In depression the overexpressed glial network and astrocytic receptors operate hyperintentionally in emotion processing regions. Therefore, the patients are incapable of integrating actual information from the environment in real time. Since this physiological dysregulation basically occurs in the hippocampus and related regions, a patient with depression is not emotionally affected by actual informations or events in the environment, in the sense of emotional retardation. In parallel, cognition processing areas as the prefrontal cortex may be impaired by underexpressed gap junction networks and astrocytic receptors. Here, environmental informations cannot be "grasped" in momentum, so that the patient is irritated by information flooding and self-observation is fragmented, leading to agitated self-observation and behavior. Together, in major depressive disorder emotional dysregulation may be caused by protracted self-observation and cognitive dysregulation by shortened self-observation. Both kinds of information processing are incomplete and result in emotional retardation, cognitive agitation, and in various known symptoms on the behavioral level.

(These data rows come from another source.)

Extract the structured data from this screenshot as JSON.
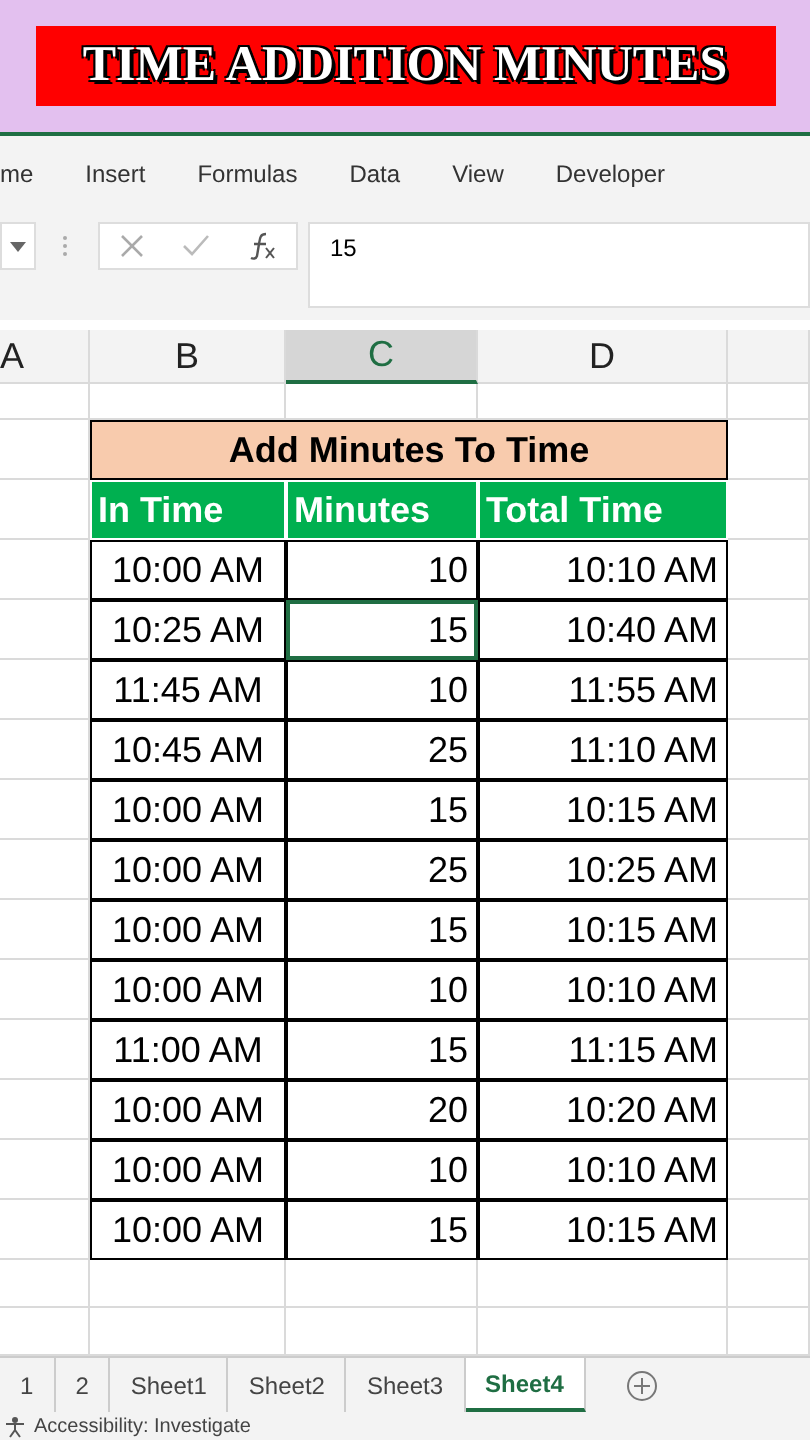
{
  "banner": {
    "title": "TIME ADDITION MINUTES"
  },
  "ribbon_tabs": [
    {
      "label": "me",
      "selected": false
    },
    {
      "label": "Insert",
      "selected": false
    },
    {
      "label": "Formulas",
      "selected": false
    },
    {
      "label": "Data",
      "selected": false
    },
    {
      "label": "View",
      "selected": false
    },
    {
      "label": "Developer",
      "selected": false
    }
  ],
  "formula_bar": {
    "value": "15"
  },
  "columns": [
    {
      "label": "A",
      "selected": false
    },
    {
      "label": "B",
      "selected": false
    },
    {
      "label": "C",
      "selected": true
    },
    {
      "label": "D",
      "selected": false
    }
  ],
  "table": {
    "title": "Add Minutes To Time",
    "headers": [
      "In Time",
      "Minutes",
      "Total Time"
    ],
    "rows": [
      {
        "in_time": "10:00 AM",
        "minutes": "10",
        "total_time": "10:10 AM",
        "selected": false
      },
      {
        "in_time": "10:25 AM",
        "minutes": "15",
        "total_time": "10:40 AM",
        "selected": true
      },
      {
        "in_time": "11:45 AM",
        "minutes": "10",
        "total_time": "11:55 AM",
        "selected": false
      },
      {
        "in_time": "10:45 AM",
        "minutes": "25",
        "total_time": "11:10 AM",
        "selected": false
      },
      {
        "in_time": "10:00 AM",
        "minutes": "15",
        "total_time": "10:15 AM",
        "selected": false
      },
      {
        "in_time": "10:00 AM",
        "minutes": "25",
        "total_time": "10:25 AM",
        "selected": false
      },
      {
        "in_time": "10:00 AM",
        "minutes": "15",
        "total_time": "10:15 AM",
        "selected": false
      },
      {
        "in_time": "10:00 AM",
        "minutes": "10",
        "total_time": "10:10 AM",
        "selected": false
      },
      {
        "in_time": "11:00 AM",
        "minutes": "15",
        "total_time": "11:15 AM",
        "selected": false
      },
      {
        "in_time": "10:00 AM",
        "minutes": "20",
        "total_time": "10:20 AM",
        "selected": false
      },
      {
        "in_time": "10:00 AM",
        "minutes": "10",
        "total_time": "10:10 AM",
        "selected": false
      },
      {
        "in_time": "10:00 AM",
        "minutes": "15",
        "total_time": "10:15 AM",
        "selected": false
      }
    ]
  },
  "sheet_tabs": [
    {
      "label": "1",
      "selected": false
    },
    {
      "label": "2",
      "selected": false
    },
    {
      "label": "Sheet1",
      "selected": false
    },
    {
      "label": "Sheet2",
      "selected": false
    },
    {
      "label": "Sheet3",
      "selected": false
    },
    {
      "label": "Sheet4",
      "selected": true
    }
  ],
  "status_bar": {
    "text": "Accessibility: Investigate"
  }
}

First of all, testing the theory proposed requests a questionnaire for exploring the intentional state of a patient suffering from depression. In the case of hyperintentionality non-feasibility of intentions may basically cause a depressive mood. Positron Emission Tomography (PET) is a promising approach for in vivo quantification of over- or underexpressed gap junctions responsible for imbalanced information processing in glial networks of the hippocampus and prefrontal cortex. Currently, it is possible to quantify synaptic density in the living brain using synaptic glycoprotein 2A radioligand ((11)C)UBC-J combined with PET . Although Finnema and coworkers  use synaptic vesicle glycoprotein 2A, it should be possible to apply connexin protein 43 for testing my model of major depressive disorder.

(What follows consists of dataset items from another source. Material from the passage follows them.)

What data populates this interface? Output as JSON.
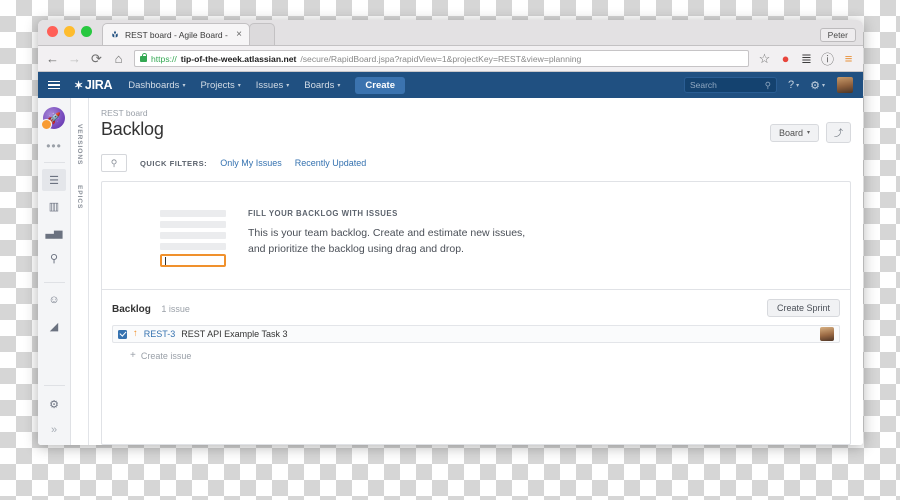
{
  "window": {
    "titlebar": {
      "tab_title": "REST board - Agile Board -",
      "tab_close": "×",
      "profile_button": "Peter"
    },
    "toolbar": {
      "back_icon": "←",
      "forward_icon": "→",
      "reload_icon": "⟳",
      "home_icon": "⌂",
      "url_scheme": "https://",
      "url_host": "tip-of-the-week.atlassian.net",
      "url_path": "/secure/RapidBoard.jspa?rapidView=1&projectKey=REST&view=planning",
      "star_icon": "☆",
      "opera_icon": "●",
      "layers_icon": "≣",
      "info_icon": "ⓘ",
      "menu_icon": "≡"
    }
  },
  "jira_nav": {
    "logo": "JIRA",
    "logo_mark": "✶",
    "items": [
      {
        "label": "Dashboards",
        "caret": "▾"
      },
      {
        "label": "Projects",
        "caret": "▾"
      },
      {
        "label": "Issues",
        "caret": "▾"
      },
      {
        "label": "Boards",
        "caret": "▾"
      }
    ],
    "create_label": "Create",
    "search_placeholder": "Search",
    "search_icon": "⚲",
    "help_icon": "?",
    "settings_icon": "⚙",
    "caret": "▾"
  },
  "rail": {
    "project_icon": "🚀",
    "more_icon": "•••",
    "items": [
      {
        "name": "backlog",
        "icon": "☰"
      },
      {
        "name": "board",
        "icon": "▥"
      },
      {
        "name": "reports",
        "icon": "▃▅"
      },
      {
        "name": "search",
        "icon": "⚲"
      },
      {
        "name": "add-people",
        "icon": "☺"
      },
      {
        "name": "announcement",
        "icon": "◢"
      }
    ],
    "settings_icon": "⚙",
    "expand_icon": "»",
    "vertical_labels": [
      "VERSIONS",
      "EPICS"
    ]
  },
  "page": {
    "breadcrumb": "REST board",
    "title": "Backlog",
    "board_button": "Board",
    "board_caret": "▾",
    "collapse_icon": "⤴"
  },
  "filters": {
    "search_icon": "⚲",
    "label": "QUICK FILTERS:",
    "links": [
      "Only My Issues",
      "Recently Updated"
    ]
  },
  "empty_state": {
    "heading": "FILL YOUR BACKLOG WITH ISSUES",
    "line1": "This is your team backlog. Create and estimate new issues,",
    "line2": "and prioritize the backlog using drag and drop.",
    "placeholder_bars": 4,
    "input_value": "",
    "accent_color": "#f0912d"
  },
  "backlog": {
    "title": "Backlog",
    "count": "1 issue",
    "create_sprint": "Create Sprint",
    "issues": [
      {
        "checked": true,
        "priority_icon": "↑",
        "key": "REST-3",
        "summary": "REST API Example Task 3"
      }
    ],
    "create_issue": "Create issue",
    "plus_icon": "+"
  }
}
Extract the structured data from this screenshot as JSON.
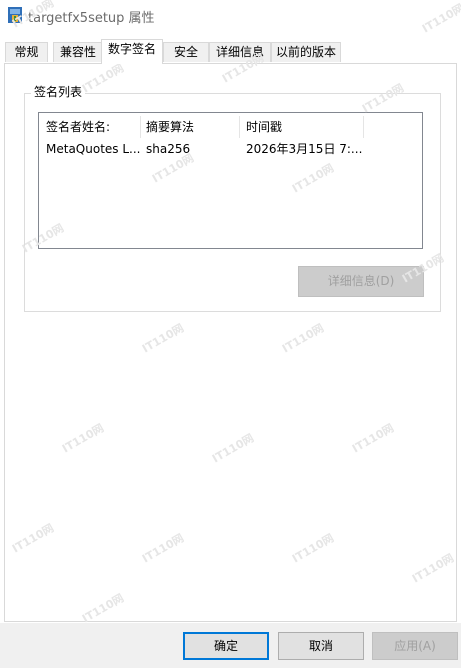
{
  "window": {
    "title": "targetfx5setup 属性",
    "icon": "installer-package-icon"
  },
  "tabs": [
    {
      "label": "常规"
    },
    {
      "label": "兼容性"
    },
    {
      "label": "数字签名",
      "active": true
    },
    {
      "label": "安全"
    },
    {
      "label": "详细信息"
    },
    {
      "label": "以前的版本"
    }
  ],
  "signature_group": {
    "title": "签名列表",
    "columns": [
      "签名者姓名:",
      "摘要算法",
      "时间戳"
    ],
    "rows": [
      {
        "signer": "MetaQuotes L...",
        "algorithm": "sha256",
        "timestamp": "2026年3月15日 7:..."
      }
    ],
    "details_button": "详细信息(D)"
  },
  "footer": {
    "ok": "确定",
    "cancel": "取消",
    "apply": "应用(A)"
  },
  "watermark": {
    "text": "IT110网"
  },
  "colors": {
    "tab_border": "#d9d9d9",
    "disabled_text": "#a0a0a0",
    "focus_blue": "#0078d7"
  }
}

My approach to depression research is based on interdisciplinary science. The pathophysiological model dates back to 2004  with subsequent elaborations according to current experimental results. The concept of intentionality plays an important role in neuroscience whereas the concept of self-observation is neglected, at least with concern to glial-neuronal interactions. However, in all areas of interdisciplinary research an understanding of brain structures and functions requires a fundamental theory of self-observation. The proposed hypothetical model might be explanatory with regard to the pathogenesis of basic symptoms of major depression . Most importantly, improvements of biological treatment should be possible. Halassa and Haydon  suggested that first-treatment of a major brain dysfunction will be through small molecules on biologically targeted glia. I suppose that phosphorylation may provide a promising step in this direction.
I am very grateful to Birgitta Kofler-Westergren for preparing the final version of the paper.